Low ATP disrupts key cellular functions including 1.

Ca 2"' pump, resulting in Ca Aerobic glycolysis, resulting in a switch to anaerobic glycolysis. Lactic acid buildup results in low pH, which denatures proteins and precipitates DNA. The initial phase of injury is reversible. The hallmark of reversible injury is cellular swelling. Cytosol swelling results in loss of microvilli and membrane blebbing. Swelling of the rough endoplasmic reticulum RER results in dissociation of ribosomes and decreased protein synthesis.

Eventually, the damage becomes irreversible. The hallmark of irreversible injury is membrane damage.

Plasma membrane damage results in i. Cytosolic enzymes leaking into the serum e. Additional calcium entering into the cell 2. Mitochondrial membrane damage results in i. Loss of the electron transport chain inner mitochondrial membrane ii. Cytochrome c leaking into cytosol activates apoptosis 3. Lysosome membrane damage results in hydrolytic enzymes leaking into the cytosol, which, in turn, are activated by the high intracellular calcium.

The end result of irreversible injury is cell death. A, Gross appearance. C, Normal kidney histology for comparison. The morphologic hallmark of cell death is loss of the nucleus, which occurs via nuclear condensation pyknosis , fragmentation karyorrhexis , and dissolution karyolysis.

The two mechanisms of cell death are necrosis and apoptosis. Death of large groups of cells followed by acute inflammation B. Due to some underlying pathologic process; never physiologic C.

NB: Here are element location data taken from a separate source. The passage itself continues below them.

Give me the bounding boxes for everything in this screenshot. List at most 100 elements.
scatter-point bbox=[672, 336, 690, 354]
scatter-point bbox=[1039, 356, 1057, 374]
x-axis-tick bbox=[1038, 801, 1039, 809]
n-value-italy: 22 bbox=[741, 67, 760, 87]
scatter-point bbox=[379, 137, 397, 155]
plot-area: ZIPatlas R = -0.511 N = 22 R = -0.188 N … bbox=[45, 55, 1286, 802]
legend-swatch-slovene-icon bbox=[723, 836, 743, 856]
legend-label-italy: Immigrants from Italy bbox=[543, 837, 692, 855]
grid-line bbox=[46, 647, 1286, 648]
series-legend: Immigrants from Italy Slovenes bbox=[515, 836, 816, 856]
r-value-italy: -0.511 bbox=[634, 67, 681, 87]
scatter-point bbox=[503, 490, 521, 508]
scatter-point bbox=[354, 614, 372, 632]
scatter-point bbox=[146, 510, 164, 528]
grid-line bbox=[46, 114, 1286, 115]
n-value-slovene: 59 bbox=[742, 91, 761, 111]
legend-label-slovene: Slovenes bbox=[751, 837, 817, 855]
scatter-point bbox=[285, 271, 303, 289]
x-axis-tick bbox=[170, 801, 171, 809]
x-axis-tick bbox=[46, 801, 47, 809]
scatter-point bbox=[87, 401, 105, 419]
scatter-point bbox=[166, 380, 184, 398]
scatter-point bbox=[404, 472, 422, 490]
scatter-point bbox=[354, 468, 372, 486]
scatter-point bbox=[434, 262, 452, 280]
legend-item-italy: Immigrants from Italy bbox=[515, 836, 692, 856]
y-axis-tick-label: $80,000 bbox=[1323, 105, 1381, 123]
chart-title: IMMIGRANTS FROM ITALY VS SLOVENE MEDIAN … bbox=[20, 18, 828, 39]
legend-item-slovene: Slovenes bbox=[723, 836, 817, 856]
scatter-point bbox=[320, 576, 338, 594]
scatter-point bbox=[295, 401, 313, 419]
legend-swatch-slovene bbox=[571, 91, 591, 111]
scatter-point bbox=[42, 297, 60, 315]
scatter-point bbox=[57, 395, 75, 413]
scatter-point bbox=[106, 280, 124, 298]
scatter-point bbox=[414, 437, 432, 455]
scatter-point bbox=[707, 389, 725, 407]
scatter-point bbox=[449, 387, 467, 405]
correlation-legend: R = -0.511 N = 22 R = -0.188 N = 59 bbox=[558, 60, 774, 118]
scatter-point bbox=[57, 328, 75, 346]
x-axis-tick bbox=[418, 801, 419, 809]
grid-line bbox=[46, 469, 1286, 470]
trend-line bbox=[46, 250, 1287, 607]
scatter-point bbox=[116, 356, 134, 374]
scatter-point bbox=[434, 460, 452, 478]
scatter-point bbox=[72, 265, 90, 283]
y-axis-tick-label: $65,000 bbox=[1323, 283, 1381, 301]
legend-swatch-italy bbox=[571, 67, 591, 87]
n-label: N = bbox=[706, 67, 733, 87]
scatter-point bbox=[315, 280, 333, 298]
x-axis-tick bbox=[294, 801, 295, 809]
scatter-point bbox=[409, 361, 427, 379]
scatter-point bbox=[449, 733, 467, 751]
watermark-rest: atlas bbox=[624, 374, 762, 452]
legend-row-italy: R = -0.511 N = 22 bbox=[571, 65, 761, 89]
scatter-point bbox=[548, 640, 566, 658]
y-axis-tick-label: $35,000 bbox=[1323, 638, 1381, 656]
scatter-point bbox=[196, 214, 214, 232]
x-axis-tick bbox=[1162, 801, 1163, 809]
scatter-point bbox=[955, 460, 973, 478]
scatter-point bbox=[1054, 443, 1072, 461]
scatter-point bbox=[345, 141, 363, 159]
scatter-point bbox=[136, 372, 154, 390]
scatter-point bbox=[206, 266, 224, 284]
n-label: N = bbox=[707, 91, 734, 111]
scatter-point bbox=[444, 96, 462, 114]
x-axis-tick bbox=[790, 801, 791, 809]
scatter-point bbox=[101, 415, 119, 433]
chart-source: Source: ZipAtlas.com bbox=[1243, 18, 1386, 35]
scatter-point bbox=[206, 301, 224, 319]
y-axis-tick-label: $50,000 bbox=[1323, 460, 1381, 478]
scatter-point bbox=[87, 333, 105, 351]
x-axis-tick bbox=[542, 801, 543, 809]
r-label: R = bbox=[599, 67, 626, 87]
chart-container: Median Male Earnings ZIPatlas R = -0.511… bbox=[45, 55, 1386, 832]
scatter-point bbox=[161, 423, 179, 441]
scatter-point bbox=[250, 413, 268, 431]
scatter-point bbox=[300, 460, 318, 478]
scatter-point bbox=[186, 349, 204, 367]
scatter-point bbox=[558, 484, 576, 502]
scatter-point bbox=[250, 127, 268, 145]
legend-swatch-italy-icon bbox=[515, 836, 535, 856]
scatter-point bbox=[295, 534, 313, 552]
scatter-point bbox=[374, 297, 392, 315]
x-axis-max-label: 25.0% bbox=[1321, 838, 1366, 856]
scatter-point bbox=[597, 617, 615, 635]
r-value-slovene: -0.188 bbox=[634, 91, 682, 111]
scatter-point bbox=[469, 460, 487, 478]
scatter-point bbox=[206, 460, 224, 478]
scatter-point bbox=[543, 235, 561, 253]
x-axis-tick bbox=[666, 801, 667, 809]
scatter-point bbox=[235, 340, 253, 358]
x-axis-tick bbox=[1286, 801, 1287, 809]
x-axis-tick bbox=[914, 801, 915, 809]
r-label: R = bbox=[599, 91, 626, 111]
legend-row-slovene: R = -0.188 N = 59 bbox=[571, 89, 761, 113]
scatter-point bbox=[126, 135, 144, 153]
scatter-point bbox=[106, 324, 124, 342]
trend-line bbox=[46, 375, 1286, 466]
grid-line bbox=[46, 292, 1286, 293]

Divided into several types based on gross features III. Coagulative necrosis 1. Necrotic tissue that remains firm Fig. SA ; cell shape and organ structure are preserved by coagulation of proteins, but the nucleus disappears Fig. Characteristic of ischemic infarction of any organ except the brain 3. Area of infarcted tissue is often wedge-shaped pointing to focus of vascular occlusion and pale. Red infarction arises if blood re-enters a loosely organized tissue e.

Liquefactive necrosis l. Necrotic tissue that becomes liquefied; enzymatic lysis of cells and protein results in liquefaction.

Characteristic of i. Brain infarction-Proteolytic enzymes from microglial cells liquefy the brain. Abscess-Proteolytic enzymes from neutrophils liquefy tissue. Pancreatitis-Proteolytic enzymes from pancreas liquefy parenchyma.Each night he focused on what he needed to understand to get through the next day. You're still the highest bidder! Liquefactive necrosis l.

Kidney and Urinary Tract Pathology. Pathologic hyperplasia e. The likelihood of injury depends on the type of stress, its severity, and the type of cell affected.

Vascular Pathology. Cytochrome c leaking into cytosol activates apoptosis 3.